Figure 3: Scientists believe that the association between CD36, atherosclerosis, diabetes and CVD is mediated by its effects on macrophage foam cell formation (Febbraio. 2001).

So, is TRT dangerous? Well, atherosclerosis is only one out of several diseases in which sCD36 is elevated. Increased CD36 has also been associated with the development of metabolic diseases such as type 2 diabetes, and overall cardiovascular disease (Febbraio. 2001). In view of the fact that this correlation appears to have a mechanistic background that relates to the way CD36 stimulates macrophage foam cell formation, it is hard to discount the ill effects of testosterone on CD36 as irrelevant. Against that background, we would yet have to expect that studies investigating the long-term effects of testosterone treatment on atherosclerosis and CVD risk show distinct risk increases. This, however, is not the case - at least not consistently.

Rather than being associated with a distinct increase in CVD risk, the available data on the effects of testosterone treatment on heart health shows both positive, as well as negative effects (Haddad. 2007). Along with the publication of several very recent studies, an updated meta-analysis by Morgentaler et al. (2015) even suggests that the tides, which have long been "anti-TRT" are now turning so that the "[c]urrently available evidence weakly supports the inference that testosterone use in men is not associated with important cardiovascular effects" (Morgentaler. 2015).
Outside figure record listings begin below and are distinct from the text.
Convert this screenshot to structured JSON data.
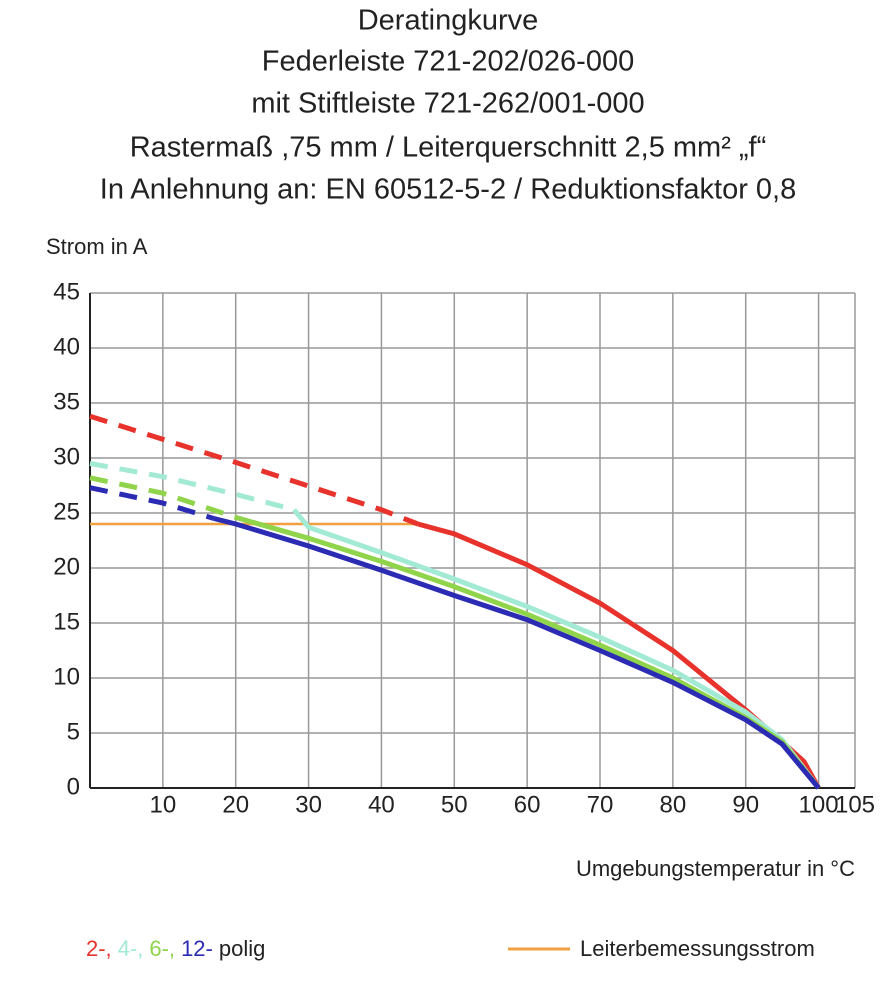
{
  "chart_data": {
    "type": "line",
    "title": [
      "Deratingkurve",
      "Federleiste 721-202/026-000",
      "mit Stiftleiste 721-262/001-000",
      "Rastermaß ,75 mm / Leiterquerschnitt 2,5 mm² „f“",
      "In Anlehnung an: EN 60512-5-2 / Reduktionsfaktor 0,8"
    ],
    "y_label": "Strom in A",
    "x_label": "Umgebungstemperatur in °C",
    "xlim": [
      0,
      105
    ],
    "xticks": [
      10,
      20,
      30,
      40,
      50,
      60,
      70,
      80,
      90,
      100,
      105
    ],
    "ylim": [
      0,
      45
    ],
    "yticks": [
      0,
      5,
      10,
      15,
      20,
      25,
      30,
      35,
      40,
      45
    ],
    "grid": true,
    "legend_suffix": "polig",
    "series": [
      {
        "name": "2-,",
        "color": "#e8322c",
        "dashed_x": 45,
        "x": [
          0,
          20,
          40,
          45,
          50,
          60,
          70,
          80,
          90,
          95,
          98,
          100
        ],
        "values": [
          33.8,
          29.6,
          25.3,
          24,
          23.1,
          20.3,
          16.8,
          12.5,
          7.1,
          4.2,
          2.4,
          0
        ]
      },
      {
        "name": "4-,",
        "color": "#a3ead4",
        "dashed_x": 28,
        "x": [
          0,
          10,
          20,
          28,
          30,
          40,
          50,
          60,
          70,
          80,
          90,
          95,
          100
        ],
        "values": [
          29.5,
          28.3,
          26.7,
          25.3,
          23.7,
          21.4,
          19,
          16.5,
          13.7,
          10.7,
          6.9,
          4.4,
          0
        ]
      },
      {
        "name": "6-,",
        "color": "#8fd44a",
        "dashed_x": 20,
        "x": [
          0,
          10,
          20,
          30,
          40,
          50,
          60,
          70,
          80,
          90,
          95,
          100
        ],
        "values": [
          28.2,
          26.8,
          24.6,
          22.7,
          20.6,
          18.3,
          15.8,
          13,
          10,
          6.4,
          4.2,
          0
        ]
      },
      {
        "name": "12-",
        "color": "#2b2bb3",
        "dashed_x": 17,
        "x": [
          0,
          10,
          17,
          20,
          30,
          40,
          50,
          60,
          70,
          80,
          90,
          95,
          100
        ],
        "values": [
          27.3,
          25.9,
          24.5,
          24,
          22,
          19.8,
          17.5,
          15.3,
          12.5,
          9.6,
          6.2,
          4,
          0
        ]
      },
      {
        "name": "Leiterbemessungsstrom",
        "color": "#f0a040",
        "x": [
          0,
          45
        ],
        "values": [
          24,
          24
        ]
      }
    ]
  }
}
Eventually, we or rather patients and clinicians will yet need more and larger randomized trials of TRT being used in men at risk for cardiovascular disease to better inform the safety of long-term testosterone use. Studies that measure only the short-term response of alleged markers of CVD risk, such as CD36 in the study at hand, are eventually of little use, when it comes to finding a definitive answers to the question whether TRT increases CVD risk. What they can tell us, though, is that TRT is a powerful tool to alleviate and reverse the age-related decline in muscle mass - in isolation and, even more so, in conjunction with high intensity resistance training | Comment!

References:

• Bhasin, Shalender, et al. "Testosterone dose-response relationships in healthy young men." American Journal of Physiology-Endocrinology And Metabolism 281.6 (2001): E1172-E1181.
• Febbraio, Maria, David P. Hajjar, and Roy L. Silverstein. "CD36: a class B scavenger receptor involved in angiogenesis, atherosclerosis, inflammation, and lipid metabolism." Journal of Clinical Investigation 108.6 (2001): 785.
• Glintborg, Dorte, et al. "Differential effects of strength training and testosterone treatment on soluble CD36 in aging men: Possible relation to changes in body composition." Scandinavian journal of clinical and laboratory investigation ahead-of-print (2015): 1-8.
• Haddad, Rudy M., et al. "Testosterone and cardiovascular risk in men: a systematic review and meta-analysis of randomized placebo-controlled trials." Mayo Clinic Proceedings. Vol. 82. No. 1. Elsevier, 2007.
• Handberg, Aase, et al. "Identification of the Oxidized Low-Density Lipoprotein Scavenger Receptor CD36 in Plasma A Novel Marker of Insulin Resistance." Circulation 114.11 (2006): 1169-1176.
• Kvorning, Thue, et al. "Mechanical Muscle Function and Lean Body Mass During Supervised Strength Training and Testosterone Therapy in Aging Men with Low‐Normal Testosterone Levels." Journal of the American Geriatrics Society 61.6 (2013): 957-962.
• Morgentaler, Abraham, et al. "Testosterone therapy and cardiovascular risk: advances and controversies." Mayo Clinic Proceedings. Vol. 90. No. 2. Elsevier, 2015.